Olhei, então, para a ponte das barcas, para aquela zona do delta do Ebro que parecia mesmo África, perguntando a mim próprio quanto tempo teríamos ainda de esperar até vermos o inimigo, à escuta dos ligeiros ruídos que significassem esse acontecimento misterioso chamado ‘contato’. O velhinho continuava sentado.
- Que animais eram? – perguntei,
- Eram só três animais – explicou – Duas cabras, um gato. Havia ainda quatro casais de pombos.
- E teve de os abandonar? – insisti.
- Tive. Por causa da artilharia. O capitão mandou-me seguir, por causa da artilharia.
- E você não tem família? – inquiri, vigiando a outra extremidade da ponte, onde os últimos carros se apressavam a descer para a margem.
- Não – respondeu. – Só os animais que lhe disse. O gato, é claro, com esse não haverá perigo. Os gatos governa-se sozinhos, mas não faço ideia do que vai ser dos outros.
- Quais são as suas ideia políticas? – perguntei.
- Não tenho ideias políticas – respondeu. – Tenho setenta e seis anos. Já caminhei doze quilómetros e agora acho que não posso andar mais.
- Mas isto não é um bom lugar para ficar parado – observei. – Se aguentar, arranjará um camião na encruzilhada para Tortosa.
- Vou esperar aqui um bocado – respondeu ele. – Depois irei. Para onde é que vão esses camiões?
- Para Barcelona – disse-lhe eu.
- Não conheço ninguém para esses lados – comentou. – Mas muito obrigado. Muito, muito obrigado.
Olhava para mim. O seu rosto estava pálido, denunciando fadiga. Depois . vendo-se nitidamente que precisava de compartilhar as suas preocupações com alguém . disse:
- Tenho a certeza que com o gato não haverá perigo. Não preciso de me preocupar com ele. O pior são os outros. Diga-me uma coisa: O que é que pensa a respeito dos outros?
- Acho que se vão desenrascar.
- Acha que sim?
- Porque não? . retorqui-lhe, olhando para a outra margem onde já não havia quaisquer carroças.
- Mas que hão-de eles fazer debaixo do fogo de artilharia, quando a mim me disseram para retirar?

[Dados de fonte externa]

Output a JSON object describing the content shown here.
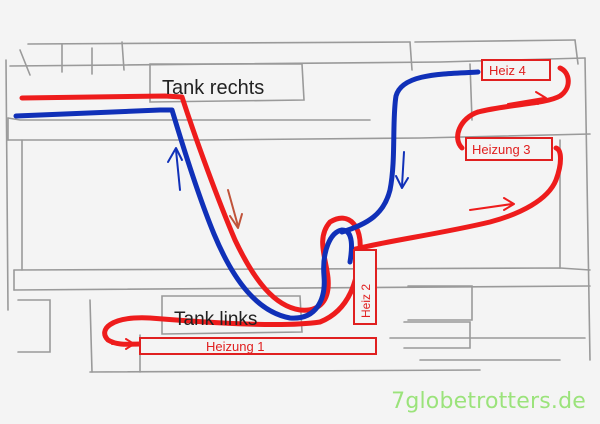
{
  "labels": {
    "tank_right": "Tank rechts",
    "tank_left": "Tank links",
    "heiz4": "Heiz 4",
    "heizung3": "Heizung 3",
    "heiz2": "Heiz 2",
    "heizung1": "Heizung 1"
  },
  "watermark": "7globetrotters.de",
  "colors": {
    "hot_line": "#ee1c1c",
    "cold_line": "#1030b8",
    "sketch_lines": "#9a9a9a",
    "label_red": "#e02020",
    "label_black": "#222222",
    "watermark": "#9be37b",
    "background": "#f4f4f4"
  },
  "icons": {
    "flow_arrow_up": "up-arrow-icon",
    "flow_arrow_down": "down-arrow-icon",
    "flow_arrow_right": "right-arrow-icon"
  }
}
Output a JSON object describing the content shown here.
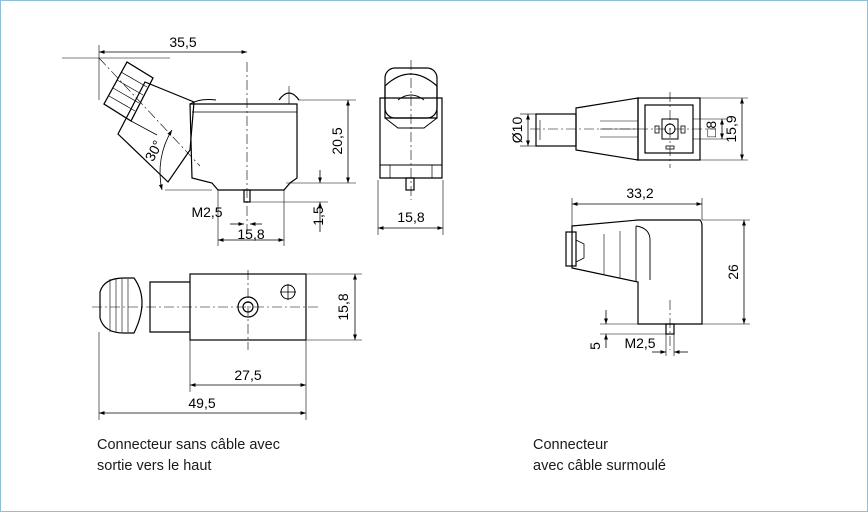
{
  "dimensions": {
    "d35_5": "35,5",
    "d20_5": "20,5",
    "d30deg": "30°",
    "d1_5": "1,5",
    "m2_5_left": "M2,5",
    "d15_8_side": "15,8",
    "d15_8_front": "15,8",
    "d15_8_top": "15,8",
    "d27_5": "27,5",
    "d49_5": "49,5",
    "d10": "Ø10",
    "d8": "□8",
    "d15_9": "15,9",
    "d33_2": "33,2",
    "d26": "26",
    "d5": "5",
    "m2_5_right": "M2,5"
  },
  "captions": {
    "left_line1": "Connecteur sans câble avec",
    "left_line2": "sortie vers le haut",
    "right_line1": "Connecteur",
    "right_line2": "avec câble surmoulé"
  },
  "colors": {
    "frame": "#8fbfd6",
    "line": "#000000"
  }
}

- Você deixou o pombal aberto? . perguntei-lhe.
- Deixei.
- Então os pombos fogem.
- Sim, claro que fogem. Mas os outros? Nem é bom pensar nos outros!

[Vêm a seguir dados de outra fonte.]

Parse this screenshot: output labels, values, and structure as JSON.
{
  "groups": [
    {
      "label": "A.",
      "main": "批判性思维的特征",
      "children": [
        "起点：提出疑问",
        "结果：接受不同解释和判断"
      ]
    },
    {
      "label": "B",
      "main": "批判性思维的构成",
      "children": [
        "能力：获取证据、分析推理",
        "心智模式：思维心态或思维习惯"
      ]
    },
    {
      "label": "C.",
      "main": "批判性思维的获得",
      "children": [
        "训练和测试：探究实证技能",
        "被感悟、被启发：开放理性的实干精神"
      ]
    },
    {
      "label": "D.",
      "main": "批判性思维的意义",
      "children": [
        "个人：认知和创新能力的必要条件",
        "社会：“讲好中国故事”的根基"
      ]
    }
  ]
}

- Se já repousou é melhor andar . apressei-o eu. . Levante-se e experimente andar.
- Obrigado . disse.
Levantou-se, oscilou como um pêndulo, e deixou-se cair para trás, sentado na poeira.
- Eu cuidava dos animais . disse, melancolicamente.

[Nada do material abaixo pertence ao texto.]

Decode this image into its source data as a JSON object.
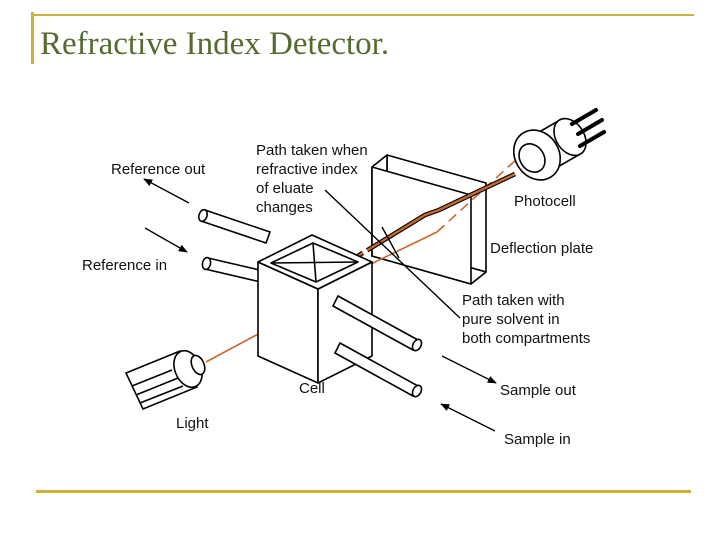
{
  "slide": {
    "title": "Refractive Index Detector."
  },
  "colors": {
    "accent": "#c9b338",
    "title": "#556b2f",
    "beam": "#c8682c",
    "line": "#000000"
  },
  "diagram": {
    "labels": {
      "reference_out": "Reference out",
      "reference_in": "Reference in",
      "path_changes": [
        "Path taken when",
        "refractive index",
        "of eluate",
        "changes"
      ],
      "photocell": "Photocell",
      "deflection_plate": "Deflection plate",
      "path_pure": [
        "Path taken with",
        "pure solvent in",
        "both compartments"
      ],
      "cell": "Cell",
      "sample_out": "Sample out",
      "sample_in": "Sample in",
      "light": "Light"
    },
    "icons": {
      "light_source": "light-source-icon",
      "photocell": "photocell-icon"
    }
  }
}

E, agora, já não era para mim que falava.
- Eu só cuidava dos animais...
Não havia nada a fazer-lhe. Estávamos no domingo de Páscoa, e os fascistas avançavam para o Ebro. O dia mostrava-se triste e cinzento. As nuvens rasavam a terra. Por isso, não apareciam os aviões do inimigo. Essa circunstância e o facto de os gatos serem capazes de perfeitamente tomarem conta de si mesmos, eram as únicas coisas que, poderiam constituir para o velhinho um pálido sorriso da fortuna.